Using Local Models (e.g. Ollama):

export OPENAI_API_KEY="dummy"
export OPENAI_BASE_URL="http://localhost:11434/v1"
python -m docvert.cli.main convert ./doc.pdf --llm-refiner --llm-model llama3

You can pass the appropriate environment variables corresponding to the provider you wish to use as per the litellm documentation.

Sidecar JSON Structure

Alongside every output.md, Docvert generates an output.conversion.json sidecar. This provides programmatic insight into the parsing quality:

{
  "confidence": 1.0,
  "file_hash": "d41d8cd98f00b204e9800998ecf8427e",
  "input_format": ".docx",
  "llm_refined": false,
  "output_file": "out/sample.md",
  "parser_path_used": "DocxParser",
  "source_file": "sample.docx",
  "warnings": []
}

Architecture

Docvert is built with a modular, pipeline-based architecture, strongly typed via pydantic.

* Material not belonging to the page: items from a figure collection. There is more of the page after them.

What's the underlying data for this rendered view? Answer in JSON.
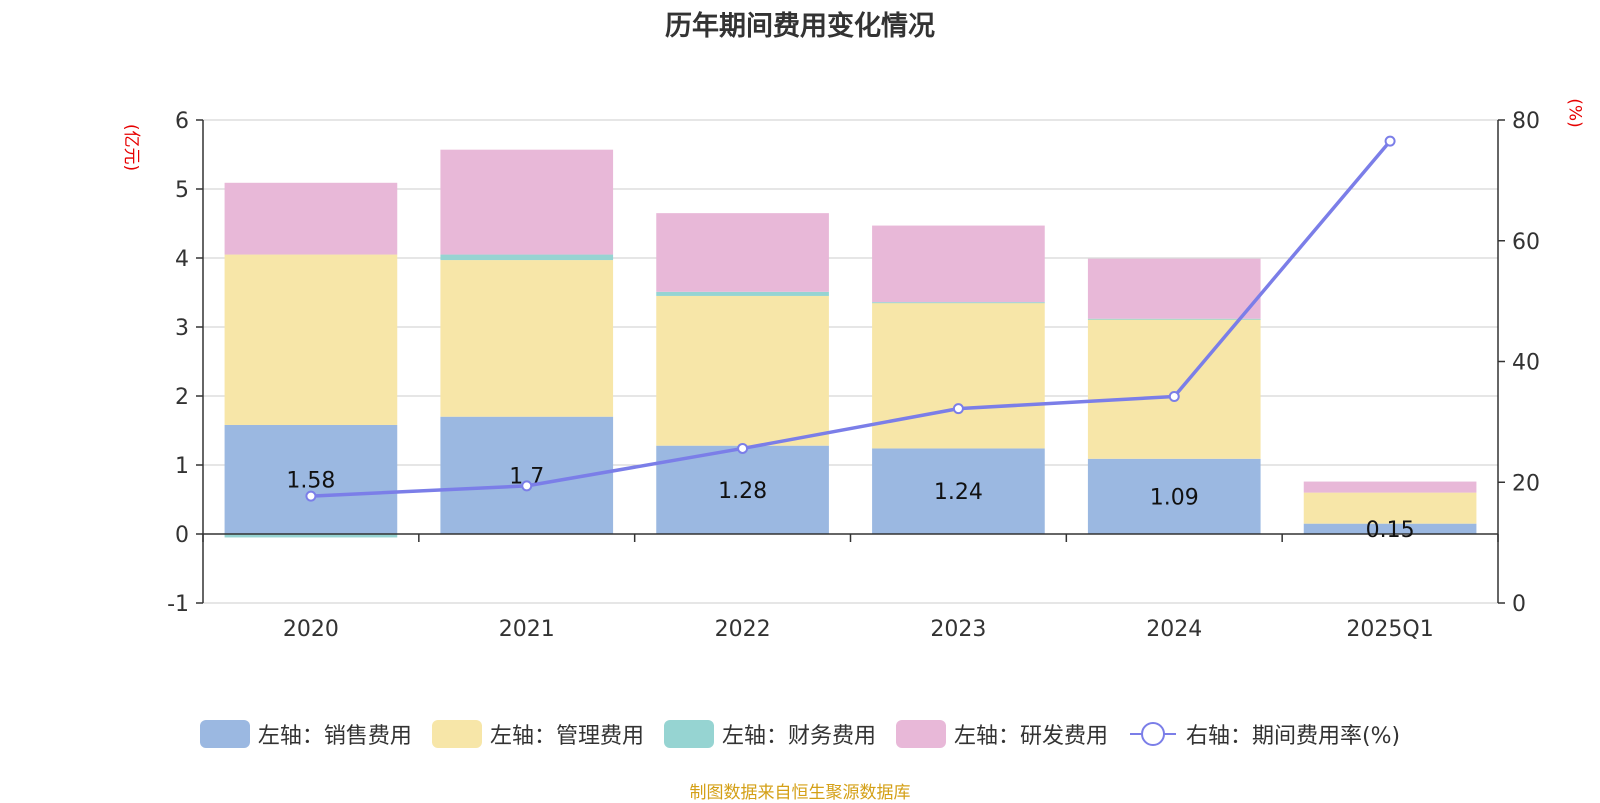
{
  "chart_data": {
    "type": "bar",
    "title": "历年期间费用变化情况",
    "left_unit": "(亿元)",
    "right_unit": "(%)",
    "categories": [
      "2020",
      "2021",
      "2022",
      "2023",
      "2024",
      "2025Q1"
    ],
    "left_axis": {
      "min": -1,
      "max": 6,
      "ticks": [
        -1,
        0,
        1,
        2,
        3,
        4,
        5,
        6
      ]
    },
    "right_axis": {
      "min": 0,
      "max": 80,
      "ticks": [
        0,
        20,
        40,
        60,
        80
      ]
    },
    "series": [
      {
        "name": "左轴：销售费用",
        "axis": "left",
        "kind": "stacked-bar",
        "color": "#9bb8e1",
        "values": [
          1.58,
          1.7,
          1.28,
          1.24,
          1.09,
          0.15
        ],
        "labels": [
          "1.58",
          "1.7",
          "1.28",
          "1.24",
          "1.09",
          "0.15"
        ]
      },
      {
        "name": "左轴：管理费用",
        "axis": "left",
        "kind": "stacked-bar",
        "color": "#f7e6a8",
        "values": [
          2.47,
          2.27,
          2.17,
          2.11,
          2.02,
          0.45
        ]
      },
      {
        "name": "左轴：财务费用",
        "axis": "left",
        "kind": "stacked-bar",
        "color": "#96d4d2",
        "values": [
          -0.05,
          0.08,
          0.06,
          0.01,
          0.01,
          0.0
        ]
      },
      {
        "name": "左轴：研发费用",
        "axis": "left",
        "kind": "stacked-bar",
        "color": "#e8b8d8",
        "values": [
          1.04,
          1.52,
          1.14,
          1.11,
          0.87,
          0.16
        ]
      },
      {
        "name": "右轴：期间费用率(%)",
        "axis": "right",
        "kind": "line",
        "color": "#7b7ee8",
        "values": [
          17.7,
          19.4,
          25.6,
          32.2,
          34.2,
          76.5
        ]
      }
    ]
  },
  "source": "制图数据来自恒生聚源数据库"
}
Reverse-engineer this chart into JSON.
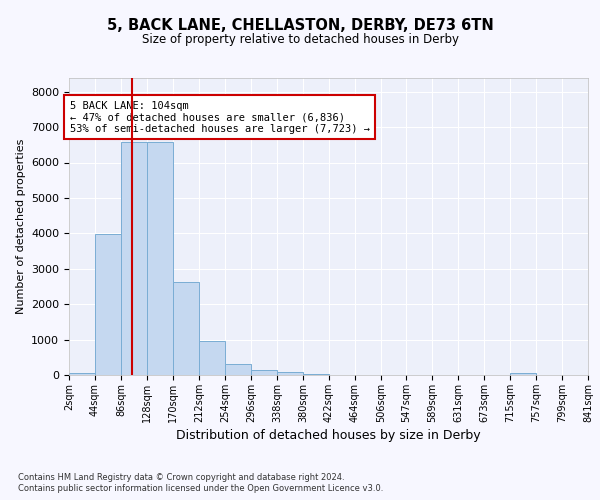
{
  "title1": "5, BACK LANE, CHELLASTON, DERBY, DE73 6TN",
  "title2": "Size of property relative to detached houses in Derby",
  "xlabel": "Distribution of detached houses by size in Derby",
  "ylabel": "Number of detached properties",
  "footer1": "Contains HM Land Registry data © Crown copyright and database right 2024.",
  "footer2": "Contains public sector information licensed under the Open Government Licence v3.0.",
  "annotation_line1": "5 BACK LANE: 104sqm",
  "annotation_line2": "← 47% of detached houses are smaller (6,836)",
  "annotation_line3": "53% of semi-detached houses are larger (7,723) →",
  "bar_color": "#c5d8f0",
  "bar_edge_color": "#7aadd4",
  "vline_color": "#cc0000",
  "annotation_box_edge_color": "#cc0000",
  "bin_edges": [
    2,
    44,
    86,
    128,
    170,
    212,
    254,
    296,
    338,
    380,
    422,
    464,
    506,
    547,
    589,
    631,
    673,
    715,
    757,
    799,
    841
  ],
  "bin_counts": [
    50,
    3980,
    6580,
    6580,
    2620,
    950,
    320,
    155,
    75,
    30,
    10,
    5,
    3,
    2,
    1,
    1,
    1,
    50,
    0,
    0
  ],
  "property_size": 104,
  "ylim": [
    0,
    8400
  ],
  "yticks": [
    0,
    1000,
    2000,
    3000,
    4000,
    5000,
    6000,
    7000,
    8000
  ],
  "background_color": "#f7f7ff",
  "plot_background": "#edf0fa"
}
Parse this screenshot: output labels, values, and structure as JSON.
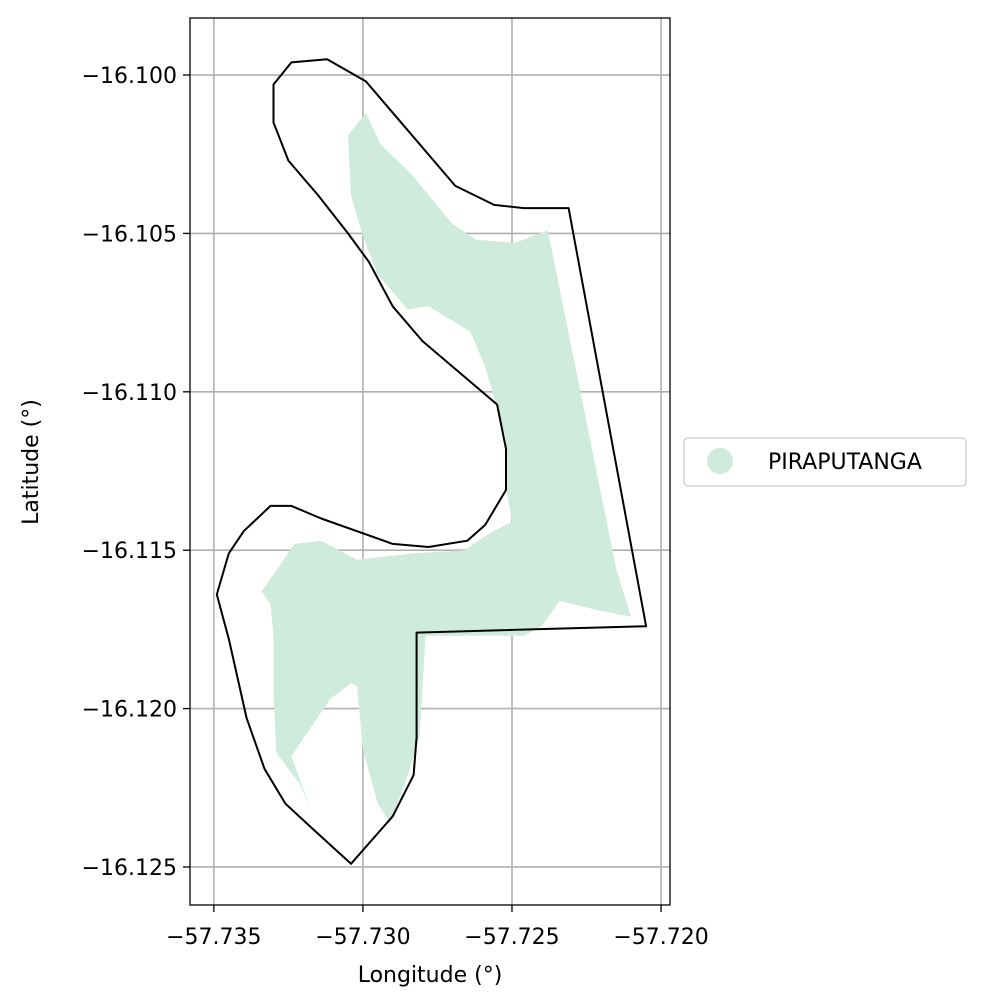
{
  "map": {
    "xlabel": "Longitude (°)",
    "ylabel": "Latitude (°)",
    "xlim": [
      -57.7358,
      -57.7197
    ],
    "ylim": [
      -16.1262,
      -16.0982
    ],
    "grid": true,
    "x_ticks": [
      {
        "value": -57.735,
        "label": "−57.735"
      },
      {
        "value": -57.73,
        "label": "−57.730"
      },
      {
        "value": -57.725,
        "label": "−57.725"
      },
      {
        "value": -57.72,
        "label": "−57.720"
      }
    ],
    "y_ticks": [
      {
        "value": -16.1,
        "label": "−16.100"
      },
      {
        "value": -16.105,
        "label": "−16.105"
      },
      {
        "value": -16.11,
        "label": "−16.110"
      },
      {
        "value": -16.115,
        "label": "−16.115"
      },
      {
        "value": -16.12,
        "label": "−16.120"
      },
      {
        "value": -16.125,
        "label": "−16.125"
      }
    ],
    "legend": {
      "placement": "center-right outside",
      "entries": [
        {
          "label": "PIRAPUTANGA",
          "color": "#cfebdd",
          "marker": "circle"
        }
      ]
    },
    "colors": {
      "fill": "#cfebdd",
      "boundary": "#000000",
      "grid": "#b0b0b0",
      "axes": "#000000"
    },
    "boundary_lonlat": [
      [
        -57.7312,
        -16.0995
      ],
      [
        -57.7299,
        -16.1002
      ],
      [
        -57.7289,
        -16.1013
      ],
      [
        -57.7269,
        -16.1035
      ],
      [
        -57.7256,
        -16.1041
      ],
      [
        -57.7246,
        -16.1042
      ],
      [
        -57.7231,
        -16.1042
      ],
      [
        -57.7205,
        -16.1174
      ],
      [
        -57.7282,
        -16.1176
      ],
      [
        -57.7282,
        -16.1209
      ],
      [
        -57.7283,
        -16.1221
      ],
      [
        -57.729,
        -16.1234
      ],
      [
        -57.7304,
        -16.1249
      ],
      [
        -57.7318,
        -16.1237
      ],
      [
        -57.7326,
        -16.123
      ],
      [
        -57.7333,
        -16.1219
      ],
      [
        -57.7339,
        -16.1203
      ],
      [
        -57.7345,
        -16.1178
      ],
      [
        -57.7349,
        -16.1164
      ],
      [
        -57.7345,
        -16.1151
      ],
      [
        -57.734,
        -16.1144
      ],
      [
        -57.7331,
        -16.1136
      ],
      [
        -57.7324,
        -16.1136
      ],
      [
        -57.7314,
        -16.114
      ],
      [
        -57.729,
        -16.1148
      ],
      [
        -57.7278,
        -16.1149
      ],
      [
        -57.7265,
        -16.1147
      ],
      [
        -57.7259,
        -16.1142
      ],
      [
        -57.7252,
        -16.1131
      ],
      [
        -57.7252,
        -16.1118
      ],
      [
        -57.7255,
        -16.1104
      ],
      [
        -57.728,
        -16.1084
      ],
      [
        -57.729,
        -16.1073
      ],
      [
        -57.7298,
        -16.1059
      ],
      [
        -57.7305,
        -16.105
      ],
      [
        -57.7315,
        -16.1038
      ],
      [
        -57.7325,
        -16.1027
      ],
      [
        -57.733,
        -16.1015
      ],
      [
        -57.733,
        -16.1003
      ],
      [
        -57.7324,
        -16.0996
      ]
    ],
    "fill_lonlat": [
      [
        -57.7299,
        -16.1012
      ],
      [
        -57.7294,
        -16.1022
      ],
      [
        -57.7284,
        -16.1031
      ],
      [
        -57.727,
        -16.1047
      ],
      [
        -57.7262,
        -16.1052
      ],
      [
        -57.7249,
        -16.1053
      ],
      [
        -57.7238,
        -16.1049
      ],
      [
        -57.7215,
        -16.1156
      ],
      [
        -57.721,
        -16.1171
      ],
      [
        -57.7221,
        -16.1169
      ],
      [
        -57.7234,
        -16.1166
      ],
      [
        -57.724,
        -16.1174
      ],
      [
        -57.7246,
        -16.1177
      ],
      [
        -57.7279,
        -16.1177
      ],
      [
        -57.7281,
        -16.1209
      ],
      [
        -57.7286,
        -16.1224
      ],
      [
        -57.7291,
        -16.1236
      ],
      [
        -57.7295,
        -16.123
      ],
      [
        -57.73,
        -16.1213
      ],
      [
        -57.7302,
        -16.1193
      ],
      [
        -57.7304,
        -16.1192
      ],
      [
        -57.7311,
        -16.1197
      ],
      [
        -57.7324,
        -16.1215
      ],
      [
        -57.7317,
        -16.1233
      ],
      [
        -57.7321,
        -16.1224
      ],
      [
        -57.7329,
        -16.1214
      ],
      [
        -57.733,
        -16.1196
      ],
      [
        -57.733,
        -16.1177
      ],
      [
        -57.7331,
        -16.1167
      ],
      [
        -57.7334,
        -16.1163
      ],
      [
        -57.7328,
        -16.1155
      ],
      [
        -57.7323,
        -16.1148
      ],
      [
        -57.7314,
        -16.1147
      ],
      [
        -57.7302,
        -16.1153
      ],
      [
        -57.7283,
        -16.1151
      ],
      [
        -57.7266,
        -16.115
      ],
      [
        -57.7258,
        -16.1145
      ],
      [
        -57.725,
        -16.1141
      ],
      [
        -57.7252,
        -16.113
      ],
      [
        -57.7252,
        -16.1115
      ],
      [
        -57.7259,
        -16.1092
      ],
      [
        -57.7264,
        -16.1081
      ],
      [
        -57.7278,
        -16.1073
      ],
      [
        -57.7285,
        -16.1074
      ],
      [
        -57.7295,
        -16.1063
      ],
      [
        -57.73,
        -16.1051
      ],
      [
        -57.7304,
        -16.1038
      ],
      [
        -57.7305,
        -16.1019
      ]
    ]
  }
}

  1. CLI Layer (docvert.cli): Handles user input, argument parsing, and command routing.
  2. Core Layer (docvert.core):
  3. BatchProcessor: Orchestrates the parsing process. It checks the cache via file hashing, decides which parser to instantiate, and optionally invokes the LLM refiner.
  4. Writer: Writes the output Markdown, the sidecar .conversion.json, and manages asset directories.
  5. Parser Engines (docvert.parsers):
  6. DocxParser: Uses python-docx for primary processing (employing heuristic heading detection) and mammoth as a fallback.
  7. PdfParser: Uses docling for primary PDF processing and unstructured as a fallback.
  8. Agent Layer (docvert.agent):
  9. LLMRefiner: An optional, LLM-powered post-processor that cleans up the Markdown output, fixes semantic structure, and addresses obvious OCR or parsing errors.

All data structures passing between these layers are modeled in docvert.models, ensuring that developers and LLM agents working with the codebase can rely on predictable inputs and outputs.